- Born: 23 June 1864 Glasgow, United Kingdom of Great Britain and Ireland
- Died: 10 June 1941 (aged 76) Lasswade, Scotland
- Education: Queen Margaret College
- Occupation: factory inspector
- Known for: first woman to prosecute a case in Scotland

= Mary Paterson =

British factory inspector and philanthropist

Mary Muirhead Paterson (23 June 1864 – 10 June 1941) was a British factory inspector and philanthropist. She was one of the first two women factory inspectors and the first woman to prosecute in a Scottish court.

==Life==
Paterson was born in Glasgow in 1864 into a prosperous family. Her parents were Gavin and Annie Paterson. She obtained a first-class education in Scotland but she was not awarded a degree, as women were not allowed to graduate. She had been one of the first women to be admitted to Queen Margaret College in Glasgow. She took an interest in the conditions that employees had to work in and under her own steam she researched the contemporary conditions in Scotland, Canada and the United States. She went to America with her uncle, Dr Henry Muirhead. Her uncle was a strong supporter of women's education and he left an endowment for that purpose when he died.

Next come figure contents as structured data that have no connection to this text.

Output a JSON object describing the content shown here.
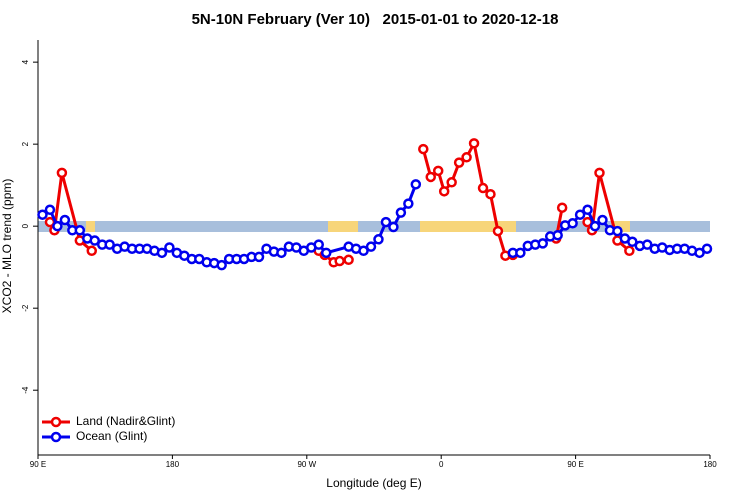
{
  "chart_data": {
    "type": "line",
    "title": "5N-10N February (Ver 10)   2015-01-01 to 2020-12-18",
    "x_label": "Longitude (deg E)",
    "y_label": "XCO2 - MLO trend (ppm)",
    "xlim": [
      90,
      540
    ],
    "xticks": [
      {
        "value": 90,
        "label": "90 E"
      },
      180,
      {
        "value": 270,
        "label": "90 W"
      },
      {
        "value": 360,
        "label": "0"
      },
      {
        "value": 450,
        "label": "90 E"
      },
      {
        "value": 540,
        "label": "180"
      }
    ],
    "ylim": [
      -5.58,
      4.54
    ],
    "yticks": [
      -4,
      -2,
      0,
      2,
      4
    ],
    "legend": "bottomleft",
    "series": [
      {
        "name": "Land (Nadir&Glint)",
        "color": "#ee0000",
        "x": [
          98,
          101,
          106,
          118,
          126,
          null,
          278,
          282,
          288,
          292,
          298,
          null,
          348,
          353,
          358,
          362,
          367,
          372,
          377,
          382,
          388,
          393,
          398,
          403,
          408,
          null,
          437,
          441,
          null,
          458,
          461,
          466,
          478,
          486
        ],
        "values": [
          0.1,
          -0.1,
          1.3,
          -0.35,
          -0.6,
          null,
          -0.6,
          -0.7,
          -0.88,
          -0.85,
          -0.82,
          null,
          1.88,
          1.2,
          1.35,
          0.85,
          1.07,
          1.55,
          1.68,
          2.02,
          0.93,
          0.78,
          -0.12,
          -0.72,
          -0.7,
          null,
          -0.3,
          0.45,
          null,
          0.1,
          -0.1,
          1.3,
          -0.35,
          -0.6
        ]
      },
      {
        "name": "Ocean (Glint)",
        "color": "#0000ee",
        "x": [
          93,
          98,
          103,
          108,
          113,
          118,
          123,
          128,
          133,
          138,
          143,
          148,
          153,
          158,
          163,
          168,
          173,
          178,
          183,
          188,
          193,
          198,
          203,
          208,
          213,
          218,
          223,
          228,
          233,
          238,
          243,
          248,
          253,
          258,
          263,
          268,
          273,
          278,
          283,
          298,
          303,
          308,
          313,
          318,
          323,
          328,
          333,
          338,
          343,
          null,
          408,
          413,
          418,
          423,
          428,
          433,
          438,
          443,
          448,
          453,
          458,
          463,
          468,
          473,
          478,
          483,
          488,
          493,
          498,
          503,
          508,
          513,
          518,
          523,
          528,
          533,
          538
        ],
        "values": [
          0.28,
          0.4,
          0.0,
          0.15,
          -0.1,
          -0.1,
          -0.3,
          -0.35,
          -0.45,
          -0.45,
          -0.55,
          -0.5,
          -0.55,
          -0.55,
          -0.55,
          -0.6,
          -0.65,
          -0.52,
          -0.65,
          -0.72,
          -0.8,
          -0.8,
          -0.88,
          -0.9,
          -0.95,
          -0.8,
          -0.8,
          -0.8,
          -0.75,
          -0.75,
          -0.55,
          -0.62,
          -0.65,
          -0.5,
          -0.52,
          -0.6,
          -0.52,
          -0.45,
          -0.65,
          -0.5,
          -0.55,
          -0.6,
          -0.5,
          -0.32,
          0.1,
          -0.02,
          0.33,
          0.55,
          1.02,
          null,
          -0.65,
          -0.65,
          -0.48,
          -0.45,
          -0.42,
          -0.25,
          -0.22,
          0.02,
          0.07,
          0.28,
          0.4,
          0.0,
          0.15,
          -0.1,
          -0.12,
          -0.3,
          -0.38,
          -0.48,
          -0.45,
          -0.55,
          -0.52,
          -0.58,
          -0.55,
          -0.55,
          -0.6,
          -0.65,
          -0.55
        ]
      }
    ]
  }
}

In 1893 she and May Tennant were the first two women to become factory inspectors earning £200 a year. They were known as "Lady Inspectors" and they were employed in a special department and paid less than their male counterparts. Factory Inspectors had existed since 1833 but for the first sixty years they were all men. This was a powerful role giving them authority over factory managers and owners. Women were appointed to these jobs because of pressure from trade unions and from a Royal Commission which recommended that women should take on this role. Her job involved enforcing the Truck Act which obliged employers to pay their workers in cash. She was promoted in 1903 and again in 1906 when she was also moved to London.

She was the first woman to prosecute in a Scottish court.

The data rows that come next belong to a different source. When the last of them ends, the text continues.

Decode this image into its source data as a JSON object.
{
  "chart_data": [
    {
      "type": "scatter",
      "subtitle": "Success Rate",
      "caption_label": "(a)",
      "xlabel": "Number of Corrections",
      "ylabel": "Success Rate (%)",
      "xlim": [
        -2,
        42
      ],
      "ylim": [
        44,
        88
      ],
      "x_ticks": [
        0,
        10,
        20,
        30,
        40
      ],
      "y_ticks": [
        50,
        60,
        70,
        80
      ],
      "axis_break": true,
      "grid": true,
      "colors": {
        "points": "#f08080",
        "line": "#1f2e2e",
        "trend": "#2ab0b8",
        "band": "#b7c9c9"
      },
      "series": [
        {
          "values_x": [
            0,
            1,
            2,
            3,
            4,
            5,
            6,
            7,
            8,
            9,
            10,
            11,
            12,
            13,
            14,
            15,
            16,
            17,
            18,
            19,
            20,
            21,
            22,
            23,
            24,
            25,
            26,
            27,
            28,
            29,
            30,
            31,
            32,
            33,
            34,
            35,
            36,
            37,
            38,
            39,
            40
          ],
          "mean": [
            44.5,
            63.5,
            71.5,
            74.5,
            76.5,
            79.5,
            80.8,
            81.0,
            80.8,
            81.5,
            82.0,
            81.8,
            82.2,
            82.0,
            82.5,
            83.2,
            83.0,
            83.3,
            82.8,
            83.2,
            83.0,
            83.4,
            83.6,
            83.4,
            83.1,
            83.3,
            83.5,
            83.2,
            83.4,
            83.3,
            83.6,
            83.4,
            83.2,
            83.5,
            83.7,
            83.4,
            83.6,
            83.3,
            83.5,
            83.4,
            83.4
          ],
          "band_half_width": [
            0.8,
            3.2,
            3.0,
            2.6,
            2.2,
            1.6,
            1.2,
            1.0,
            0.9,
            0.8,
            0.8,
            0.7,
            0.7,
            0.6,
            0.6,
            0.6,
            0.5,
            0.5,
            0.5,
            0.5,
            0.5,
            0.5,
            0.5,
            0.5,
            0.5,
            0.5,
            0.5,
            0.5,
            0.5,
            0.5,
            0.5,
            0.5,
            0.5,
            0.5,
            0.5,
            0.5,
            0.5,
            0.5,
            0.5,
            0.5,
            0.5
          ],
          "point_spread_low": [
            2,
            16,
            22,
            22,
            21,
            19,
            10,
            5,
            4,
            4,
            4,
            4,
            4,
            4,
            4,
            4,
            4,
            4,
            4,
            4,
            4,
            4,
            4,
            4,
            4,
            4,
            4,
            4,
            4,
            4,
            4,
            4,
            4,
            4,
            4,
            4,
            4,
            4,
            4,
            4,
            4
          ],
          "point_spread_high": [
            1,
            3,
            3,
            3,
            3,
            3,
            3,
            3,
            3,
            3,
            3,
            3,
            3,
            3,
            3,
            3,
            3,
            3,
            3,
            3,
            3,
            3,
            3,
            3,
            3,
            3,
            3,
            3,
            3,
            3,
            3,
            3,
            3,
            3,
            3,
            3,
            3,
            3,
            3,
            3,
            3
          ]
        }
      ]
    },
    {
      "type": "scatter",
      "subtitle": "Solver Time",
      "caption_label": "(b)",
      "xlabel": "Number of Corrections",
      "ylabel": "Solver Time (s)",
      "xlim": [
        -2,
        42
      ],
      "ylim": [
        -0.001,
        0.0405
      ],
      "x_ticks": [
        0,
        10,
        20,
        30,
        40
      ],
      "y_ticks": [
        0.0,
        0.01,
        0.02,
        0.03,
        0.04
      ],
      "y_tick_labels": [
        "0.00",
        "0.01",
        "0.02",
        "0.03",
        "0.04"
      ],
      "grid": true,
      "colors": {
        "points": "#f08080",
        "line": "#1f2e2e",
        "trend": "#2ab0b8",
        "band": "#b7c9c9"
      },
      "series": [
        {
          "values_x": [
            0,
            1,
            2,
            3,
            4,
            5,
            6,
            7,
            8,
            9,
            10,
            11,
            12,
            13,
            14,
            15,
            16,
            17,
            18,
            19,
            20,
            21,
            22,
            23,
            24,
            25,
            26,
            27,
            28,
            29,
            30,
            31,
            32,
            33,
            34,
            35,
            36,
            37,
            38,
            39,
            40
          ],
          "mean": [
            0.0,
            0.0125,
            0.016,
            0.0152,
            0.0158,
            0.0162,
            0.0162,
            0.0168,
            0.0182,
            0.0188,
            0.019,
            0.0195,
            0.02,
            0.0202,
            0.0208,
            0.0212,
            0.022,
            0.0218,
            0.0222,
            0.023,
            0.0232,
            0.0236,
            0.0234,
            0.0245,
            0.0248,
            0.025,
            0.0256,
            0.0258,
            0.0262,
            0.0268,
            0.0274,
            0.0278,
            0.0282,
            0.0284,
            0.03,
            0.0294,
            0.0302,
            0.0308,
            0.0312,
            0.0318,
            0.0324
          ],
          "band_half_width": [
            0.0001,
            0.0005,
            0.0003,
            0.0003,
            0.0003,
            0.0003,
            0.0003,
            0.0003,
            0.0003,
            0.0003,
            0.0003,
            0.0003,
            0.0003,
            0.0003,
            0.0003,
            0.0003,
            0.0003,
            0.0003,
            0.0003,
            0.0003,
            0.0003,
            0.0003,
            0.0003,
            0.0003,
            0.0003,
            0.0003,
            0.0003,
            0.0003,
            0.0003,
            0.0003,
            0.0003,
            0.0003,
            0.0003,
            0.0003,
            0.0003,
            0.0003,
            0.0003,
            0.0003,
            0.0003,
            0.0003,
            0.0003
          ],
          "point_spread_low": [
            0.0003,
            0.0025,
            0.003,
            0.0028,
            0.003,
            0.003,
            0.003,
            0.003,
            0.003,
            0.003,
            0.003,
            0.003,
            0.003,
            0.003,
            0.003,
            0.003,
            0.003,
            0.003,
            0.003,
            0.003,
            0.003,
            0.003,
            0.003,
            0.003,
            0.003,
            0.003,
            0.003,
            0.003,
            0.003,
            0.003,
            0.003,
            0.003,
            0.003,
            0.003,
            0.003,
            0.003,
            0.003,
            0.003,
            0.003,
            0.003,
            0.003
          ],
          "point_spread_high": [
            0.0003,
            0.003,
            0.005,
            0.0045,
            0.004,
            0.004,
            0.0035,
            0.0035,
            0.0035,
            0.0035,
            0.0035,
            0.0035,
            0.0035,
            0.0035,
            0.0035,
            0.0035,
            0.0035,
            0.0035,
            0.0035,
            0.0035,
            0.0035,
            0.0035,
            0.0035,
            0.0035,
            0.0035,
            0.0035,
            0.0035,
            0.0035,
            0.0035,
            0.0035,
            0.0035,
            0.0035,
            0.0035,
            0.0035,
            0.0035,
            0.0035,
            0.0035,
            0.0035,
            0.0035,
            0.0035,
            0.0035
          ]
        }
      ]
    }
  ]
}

In 1911 the National Insurance Act was passed that established a link between government and private insurance companies. Paterson became a national health insurance commissioner for Scotland in 1912. She was one of the first people appointed and she worked in that role until 1919. During World War I, Paterson also served as secretary of the Scottish Committee on Women's Employment, and visited Dundee where she was impressed by the volunteers of the Dundee Women's War Relief Executive Committee's led by Mary H. J. Henderson, included setting up a toy factory which employed and trained women and also made grant payments to unemployed women.

Paterson died at her home in Lasswade in 1941.